Ridley was already standing in the aisle waiting on her. He leaned against his seatback with his eyes closed, his arms crossed over his chest, head resting on the overhead bin.
Good God , she realized again with a quiet groan, glasses or no, he is an inordinately attractive man...
Lanie tried to keep her composure but even looking at him made her heart gallop. It didn’t make sense since they’d only just met. Of course, it didn’t hurt that standing there, tall, dark brown and sharply angled like some preternatural combination of mahogany and statuary marble, he was a sight to behold.
No, no, we are merely plane pals, more ephemeral than pen pals. Which she’d had plenty of hopping back and forth across the Atlantic over the years.
Sensing her approach, Ridley’s eyes opened and he stiffly straightened to his full height as she came down the aisle. Lanie was certain she was grinning like an idiot, but he wasn’t.
Not at all.
He moved out of the way so she could shuffle into the window seat again. Ridley glanced at her briefly before refocusing on the screen that activated the in-flight entertainment system. Neither of them had found use for it before because they’d been having far more entertaining conversations and a lively game of cards with each other. But now he pressed buttons, opening his mouth before hesitating. He eyed her again, almost guiltily, yet still without comment. Then he gave up, searching around himself for something Lanie couldn’t identify.
Why did it feel like they were back where they’d started six hours ago?
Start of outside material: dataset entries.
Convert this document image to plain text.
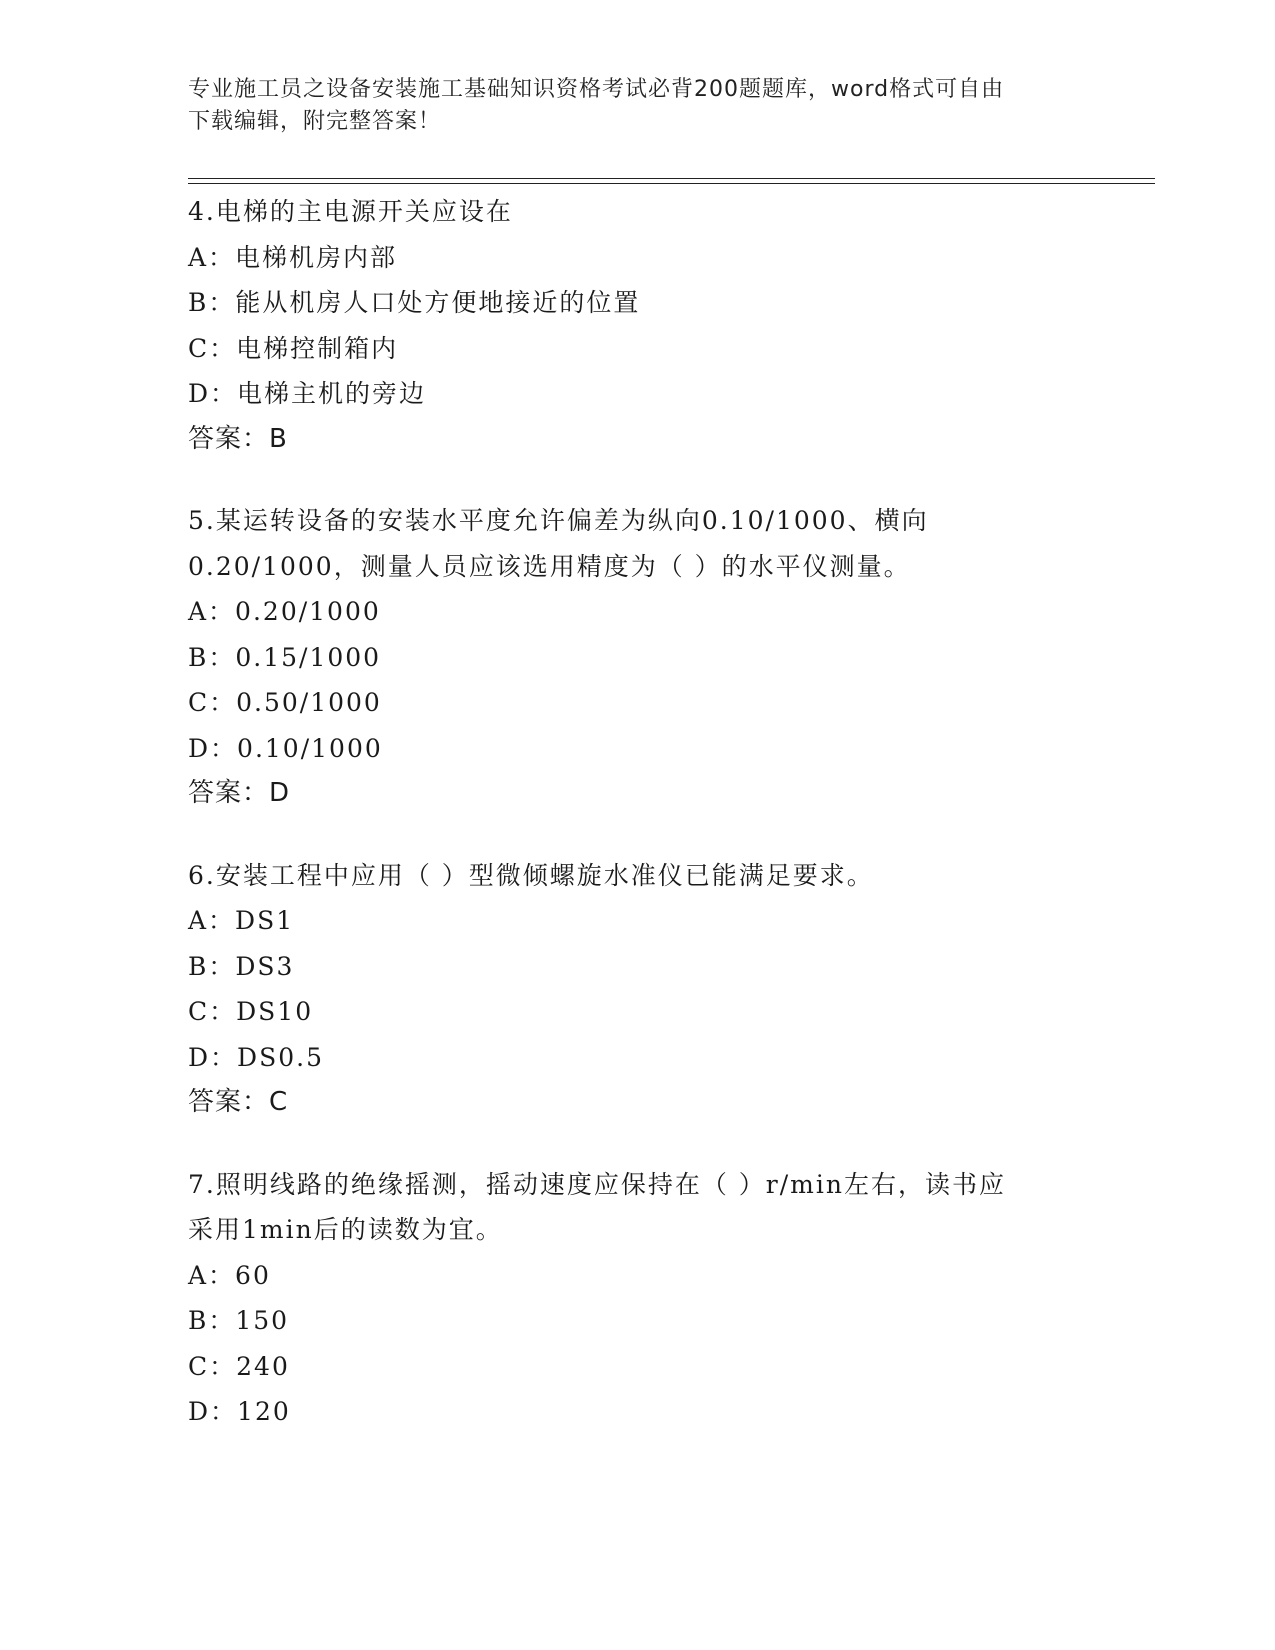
专业施工员之设备安装施工基础知识资格考试必背200题题库，word格式可自由
下载编辑，附完整答案！
4.电梯的主电源开关应设在
A：电梯机房内部
B：能从机房人口处方便地接近的位置
C：电梯控制箱内
D：电梯主机的旁边
答案：B
5.某运转设备的安装水平度允许偏差为纵向0.10/1000、横向
0.20/1000，测量人员应该选用精度为（ ）的水平仪测量。
A：0.20/1000
B：0.15/1000
C：0.50/1000
D：0.10/1000
答案：D
6.安装工程中应用（ ）型微倾螺旋水准仪已能满足要求。
A：DS1
B：DS3
C：DS10
D：DS0.5
答案：C
7.照明线路的绝缘摇测，摇动速度应保持在（ ）r/min左右，读书应
采用1min后的读数为宜。
A：60
B：150
C：240
D：120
She looked him over, feeling like she’d missed something. But she hadn’t been in the bathroom that long.
“I’m sorry,” he said at long last.
For what, she wasn’t sure.
He reached over her for the book he’d abandoned hours ago, tucked in the seatback pocket in front of her.
She leaned back reflexively so that he wouldn’t be close as he did it, since even his smell enthralled her.
But then Lanie noticed a new thing on his hand as he stretched an arm across for his book.
“No, I’m sorry,” she muttered, taking in the wedding ring that had materialized on his left hand.